DataStageTranslator converts each table definition into the Dagster asset attributes (key, group, description, and tags):

src/project_datastage/components/data_stage_job_component.py
@dataclass
class DataStageTranslator:
"""Translates DataStage table definitions into Dagster asset attributes.

Subclass and override any method to customise key structure, groups, etc.
"""

def get_asset_key(self, table_def: Mapping[str, str]) -> dg.AssetKey:
"""Default: ``["datastage_raw", "<table_name>"]``."""
return dg.AssetKey(["datastage_raw", table_def["name"]])

def get_group_name(self, table_def: Mapping[str, str]) -> str:
return "datastage_replication"

def get_description(self, table_def: Mapping[str, str]) -> str:
source_schema = table_def.get("source_schema", "UNKNOWN")
return f"Replicated from IBM DataStage - source: {source_schema}.{table_def['name']}"

def get_tags(self, table_def: Mapping[str, str]) -> dict[str, str]:
return {
"source_system": "ibm_datastage",
"schedule": "daily",
}

The translator is a @dataclass, so subclassing and overriding individual methods is straightforward. For example, you can change get_asset_key to use a different key prefix for your organization's naming conventions without touching any other logic.

The resource

DataStageResource is a ConfigurableResource that exposes a single run method dispatching to a demo or production path based on the demo_mode flag. In both paths it yields a MaterializeResult and two AssetCheckResult objects per table — all from the same step.

The class definition, run dispatcher, and demo path are shown below.
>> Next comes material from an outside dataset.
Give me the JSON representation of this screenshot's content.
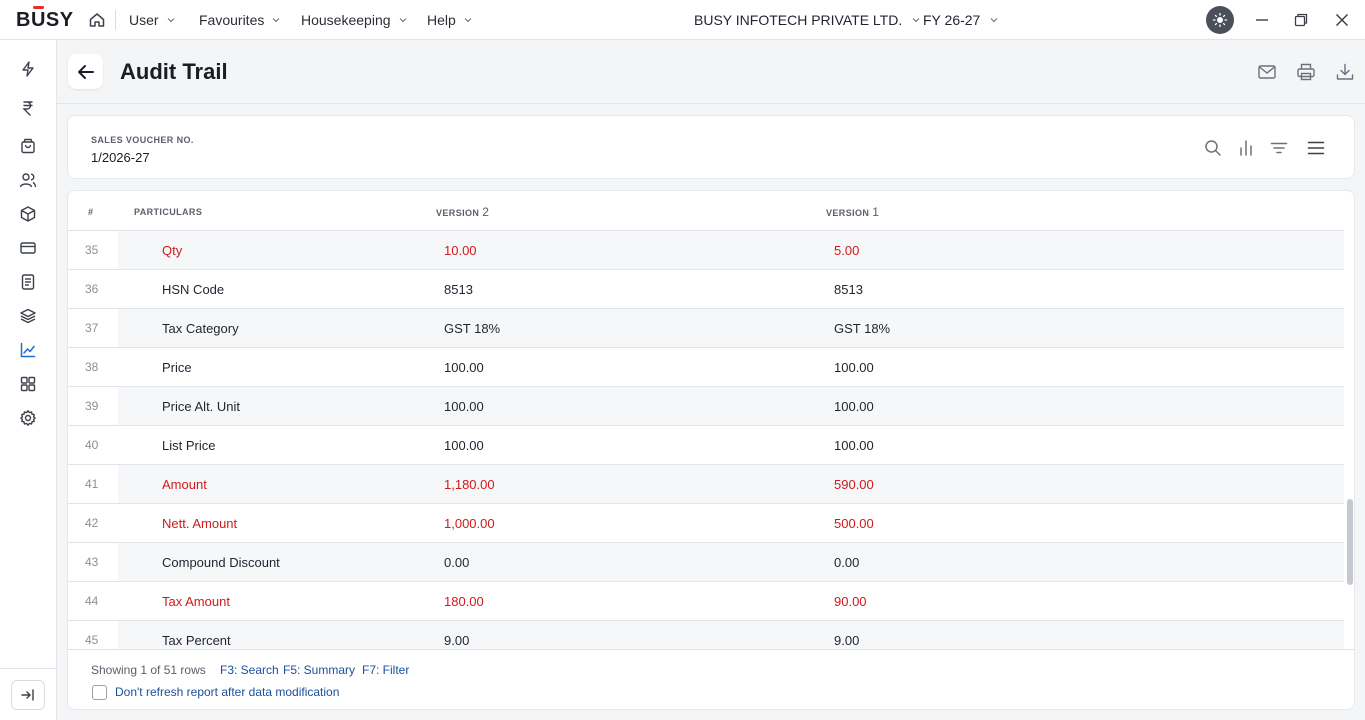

Demo mode simulates a successful replication with random row counts so the pipeline can be run locally without a cpdctl installation:

src/project_datastage/components/data_stage_job_component.py
class DataStageResource(dg.ConfigurableResource):
"""Resource that drives IBM DataStage via the ``cpdctl dsjob`` CLI.

In **demo mode** the resource simulates a successful replication and
yields ``MaterializeResult`` + ``AssetCheckResult`` per table without
calling any external system.
"""

cpdctl_profile: str = "cp4d-profile"
project_name: str = "PROD_PROJECT"
demo_mode: bool = True

def run(
self,
context: dg.AssetExecutionContext,
project: DataStageProject,
translator: DataStageTranslator,
) -> Iterator[dg.MaterializeResult | dg.AssetCheckResult]:
"""Execute the DataStage job and yield a ``MaterializeResult`` and
``AssetCheckResult`` objects per replicated table, all in one step.
"""
if self.demo_mode:
yield from self._run_demo(context, project, translator)
else:
yield from self._run_production(context, project, translator)

def _run_demo(
self,
context: dg.AssetExecutionContext,
project: DataStageProject,
translator: DataStageTranslator,
) -> Iterator[dg.MaterializeResult | dg.AssetCheckResult]:
import random
import time

context.log.info(
f"[DEMO MODE] Simulating DataStage job '{project.job_name}' "
f"for {len(project.tables)} tables"
)

for table_def in project.tables:
time.sleep(0.3)
table_name = table_def["name"]
asset_key = translator.get_asset_key(table_def)
row_count = random.randint(5_000, 500_000)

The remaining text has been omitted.